The initial technology that was used at [Speaks indistinctly] in order to forecast solar irradiance consisted of a TSI-880 Sky Imager, which consisted of a camera on top of a hemispherical dome.

In its day, which would have been, say, five years ago, this was a good piece of equipment.

The black band here is called the shadow band, and that's necessary in order to keep the Sun from washing out the entire circumsolar region, and so what happens is there are complicated collection of gears and motors, and this turns and tracks the Sun so that the Sun is always shining here.

What you do is you get a good image around the shadow band, but of course you lose information there.

Now we're going to move to the next technology that was developed at UTSA for the solar-forecasting problem.

This is the next generation of sky-imager technology.

It consists of a security camera enclosure that houses a Raspberry Pi single-board computer and the Pi camera that actually takes the images.

In this particular version, there is also an ODROID-C1 computer for additional computational power.

We have the Pi NoIR camera.

Now, this is new from the previous camera that we were using.
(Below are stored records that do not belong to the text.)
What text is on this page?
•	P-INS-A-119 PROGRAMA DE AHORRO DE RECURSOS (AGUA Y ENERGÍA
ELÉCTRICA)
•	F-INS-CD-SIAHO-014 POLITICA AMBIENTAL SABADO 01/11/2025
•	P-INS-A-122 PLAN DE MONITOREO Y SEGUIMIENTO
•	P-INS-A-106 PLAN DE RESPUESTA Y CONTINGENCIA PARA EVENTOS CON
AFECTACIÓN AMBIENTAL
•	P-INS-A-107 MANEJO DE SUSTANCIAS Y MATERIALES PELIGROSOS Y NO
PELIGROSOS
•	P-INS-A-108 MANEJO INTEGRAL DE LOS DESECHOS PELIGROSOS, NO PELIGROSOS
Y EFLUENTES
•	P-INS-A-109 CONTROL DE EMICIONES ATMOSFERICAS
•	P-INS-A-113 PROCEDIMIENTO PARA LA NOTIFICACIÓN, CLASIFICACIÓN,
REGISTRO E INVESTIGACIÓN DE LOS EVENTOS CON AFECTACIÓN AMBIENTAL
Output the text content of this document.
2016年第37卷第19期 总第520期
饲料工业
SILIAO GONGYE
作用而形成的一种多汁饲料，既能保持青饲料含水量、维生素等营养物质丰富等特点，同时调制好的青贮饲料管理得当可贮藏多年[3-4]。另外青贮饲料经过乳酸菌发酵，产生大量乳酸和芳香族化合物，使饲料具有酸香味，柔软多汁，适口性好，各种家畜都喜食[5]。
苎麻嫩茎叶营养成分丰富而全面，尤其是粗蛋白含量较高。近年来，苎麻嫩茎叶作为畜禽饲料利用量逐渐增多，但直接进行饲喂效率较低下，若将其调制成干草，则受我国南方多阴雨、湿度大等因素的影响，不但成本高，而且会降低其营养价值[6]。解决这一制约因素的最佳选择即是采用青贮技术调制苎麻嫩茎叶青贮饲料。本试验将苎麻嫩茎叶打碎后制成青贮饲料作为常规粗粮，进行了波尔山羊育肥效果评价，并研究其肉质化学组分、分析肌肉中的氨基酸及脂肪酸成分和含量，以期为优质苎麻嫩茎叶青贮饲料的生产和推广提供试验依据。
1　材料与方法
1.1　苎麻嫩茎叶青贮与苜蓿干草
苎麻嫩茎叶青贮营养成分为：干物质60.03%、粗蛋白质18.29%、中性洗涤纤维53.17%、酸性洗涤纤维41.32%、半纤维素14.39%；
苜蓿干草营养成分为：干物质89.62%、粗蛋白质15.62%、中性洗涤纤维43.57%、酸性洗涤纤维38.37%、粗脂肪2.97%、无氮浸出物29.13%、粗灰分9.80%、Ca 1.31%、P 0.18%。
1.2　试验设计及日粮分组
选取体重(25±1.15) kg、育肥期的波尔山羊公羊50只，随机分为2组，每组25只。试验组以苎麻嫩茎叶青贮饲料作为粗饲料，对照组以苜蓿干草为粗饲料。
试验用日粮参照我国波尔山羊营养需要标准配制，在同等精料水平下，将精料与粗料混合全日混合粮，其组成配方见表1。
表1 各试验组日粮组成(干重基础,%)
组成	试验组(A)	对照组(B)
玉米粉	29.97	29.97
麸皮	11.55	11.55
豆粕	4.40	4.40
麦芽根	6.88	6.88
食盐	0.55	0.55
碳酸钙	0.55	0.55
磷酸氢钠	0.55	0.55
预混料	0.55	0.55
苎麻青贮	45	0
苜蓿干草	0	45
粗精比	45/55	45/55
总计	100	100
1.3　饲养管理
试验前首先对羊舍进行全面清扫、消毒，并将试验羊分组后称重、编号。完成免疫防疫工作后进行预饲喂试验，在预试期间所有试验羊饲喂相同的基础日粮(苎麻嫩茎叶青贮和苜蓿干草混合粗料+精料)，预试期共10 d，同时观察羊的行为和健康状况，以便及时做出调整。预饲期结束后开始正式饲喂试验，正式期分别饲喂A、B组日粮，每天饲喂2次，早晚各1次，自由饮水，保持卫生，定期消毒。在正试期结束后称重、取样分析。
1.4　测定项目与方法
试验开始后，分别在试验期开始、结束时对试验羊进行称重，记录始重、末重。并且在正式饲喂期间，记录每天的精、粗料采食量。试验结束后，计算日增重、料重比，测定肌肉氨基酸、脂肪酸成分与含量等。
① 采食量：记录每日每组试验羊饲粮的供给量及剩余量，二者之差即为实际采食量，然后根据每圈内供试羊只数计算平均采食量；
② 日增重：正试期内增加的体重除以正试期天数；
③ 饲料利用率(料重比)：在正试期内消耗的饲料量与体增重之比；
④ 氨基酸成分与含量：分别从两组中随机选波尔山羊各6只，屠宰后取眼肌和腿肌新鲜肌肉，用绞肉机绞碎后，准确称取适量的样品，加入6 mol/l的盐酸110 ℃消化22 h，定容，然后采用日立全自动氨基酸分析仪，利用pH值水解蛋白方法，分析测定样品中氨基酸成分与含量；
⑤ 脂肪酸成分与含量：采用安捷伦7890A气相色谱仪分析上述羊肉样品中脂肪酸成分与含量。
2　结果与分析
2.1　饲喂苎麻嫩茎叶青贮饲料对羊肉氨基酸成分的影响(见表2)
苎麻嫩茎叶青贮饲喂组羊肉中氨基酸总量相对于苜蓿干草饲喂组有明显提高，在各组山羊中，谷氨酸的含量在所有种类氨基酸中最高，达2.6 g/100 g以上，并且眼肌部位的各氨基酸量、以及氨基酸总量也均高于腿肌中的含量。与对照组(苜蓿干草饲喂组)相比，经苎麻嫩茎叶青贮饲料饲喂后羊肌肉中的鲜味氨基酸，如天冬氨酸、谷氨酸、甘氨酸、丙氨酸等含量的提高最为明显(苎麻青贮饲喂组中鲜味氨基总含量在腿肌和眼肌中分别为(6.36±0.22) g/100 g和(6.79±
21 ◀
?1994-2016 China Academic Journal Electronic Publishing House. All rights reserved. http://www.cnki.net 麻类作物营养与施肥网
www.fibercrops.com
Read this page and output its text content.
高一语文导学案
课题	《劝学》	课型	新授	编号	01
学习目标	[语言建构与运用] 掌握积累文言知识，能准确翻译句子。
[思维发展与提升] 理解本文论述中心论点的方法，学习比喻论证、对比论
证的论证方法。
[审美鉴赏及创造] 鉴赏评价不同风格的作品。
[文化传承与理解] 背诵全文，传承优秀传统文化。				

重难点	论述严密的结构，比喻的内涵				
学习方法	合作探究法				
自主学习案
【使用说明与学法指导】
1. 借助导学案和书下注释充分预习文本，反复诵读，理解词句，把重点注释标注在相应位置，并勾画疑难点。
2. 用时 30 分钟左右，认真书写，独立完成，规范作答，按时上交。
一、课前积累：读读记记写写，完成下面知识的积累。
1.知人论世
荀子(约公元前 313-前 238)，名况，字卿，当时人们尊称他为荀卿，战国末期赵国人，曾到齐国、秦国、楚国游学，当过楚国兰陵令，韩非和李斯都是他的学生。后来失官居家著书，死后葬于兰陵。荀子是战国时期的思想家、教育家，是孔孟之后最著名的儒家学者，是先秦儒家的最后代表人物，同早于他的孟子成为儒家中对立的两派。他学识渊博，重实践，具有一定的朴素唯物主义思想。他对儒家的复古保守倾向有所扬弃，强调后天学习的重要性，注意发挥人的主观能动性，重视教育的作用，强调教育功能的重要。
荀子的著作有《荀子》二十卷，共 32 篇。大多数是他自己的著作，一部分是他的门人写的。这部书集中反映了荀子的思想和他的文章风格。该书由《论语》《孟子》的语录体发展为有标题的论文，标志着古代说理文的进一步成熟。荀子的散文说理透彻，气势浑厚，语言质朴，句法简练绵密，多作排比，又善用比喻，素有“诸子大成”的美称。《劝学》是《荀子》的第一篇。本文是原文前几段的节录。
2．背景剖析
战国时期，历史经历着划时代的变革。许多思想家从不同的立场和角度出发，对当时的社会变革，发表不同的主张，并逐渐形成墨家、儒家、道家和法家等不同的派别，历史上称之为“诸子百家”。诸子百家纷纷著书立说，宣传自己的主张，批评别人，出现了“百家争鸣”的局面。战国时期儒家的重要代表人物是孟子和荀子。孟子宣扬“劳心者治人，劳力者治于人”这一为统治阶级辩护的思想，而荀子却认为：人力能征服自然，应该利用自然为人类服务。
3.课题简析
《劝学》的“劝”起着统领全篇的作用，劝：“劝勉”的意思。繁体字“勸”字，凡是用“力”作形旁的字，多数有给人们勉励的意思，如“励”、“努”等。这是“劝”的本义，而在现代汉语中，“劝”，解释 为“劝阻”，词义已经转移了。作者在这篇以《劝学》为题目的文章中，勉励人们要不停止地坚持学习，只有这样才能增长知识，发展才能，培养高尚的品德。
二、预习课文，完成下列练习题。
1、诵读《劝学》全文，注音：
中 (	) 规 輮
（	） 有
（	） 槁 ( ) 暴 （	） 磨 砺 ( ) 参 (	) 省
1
This is going to allow us to look at more things when we actually start taking the pictures.

You also have the fan to make sure, you know, Raspberry Pi keeps its temperature.

And now, this is really cool.

this is a weather-board.

Now, the weather-board, I've blown up kind of what it has up here, right, and it lets us see the temperature, humidity, the pressure, and the altitude.

So this -- I think it was $20 -- piece of technology is just out of this world 'cause it tells us all this stuff and it makes it a lot easier to use these cloud predictions because we can actually look at all of the atmospheric conditions around it, as opposed to just seeing the picture.

So you see that it represents a marked improvement over the earlier technologies.

This was developed at UTSA.

And there is currently one U.S. patent and a patent in China that have been applied for for this technology.

There's a hardware side to this problem, and there's the data that is taken by the actual UTSA Sky Imager.

So that's what I work with, analyzing the data, seeing what's going on.

Analyzing all this data, what we're going to do is use machine learning to be able to predict GHI.

This is just a small structure of machine... The type of machine learning we're using is neural networks.

So in your input layer, you would have all this data.

In this case, we have our images and also various different parameters that we talked about that the weather-board is able to capture.

So the neural networks has a very amazing ability to, if you feed it data, it finds these patterns found within the data.

And it could feed out your output layer, which is what you're trying to predict.

In this case, we're trying to feed it data in order to predict our GHI.

And if we can predict GHI, we can predict PV power, photovoltaic power output, and that's what's useful to utility companies, to the customers themselves, who own solar panels.

And yes, this is just the structure of what we have.

If we can accurately forecast these drops in power, irradiance, the ramps, then we'll have a good handle on achieving what's called dispatchability of power.

In other words, we'll be able to manage and control the electric grid in a way that's optimal.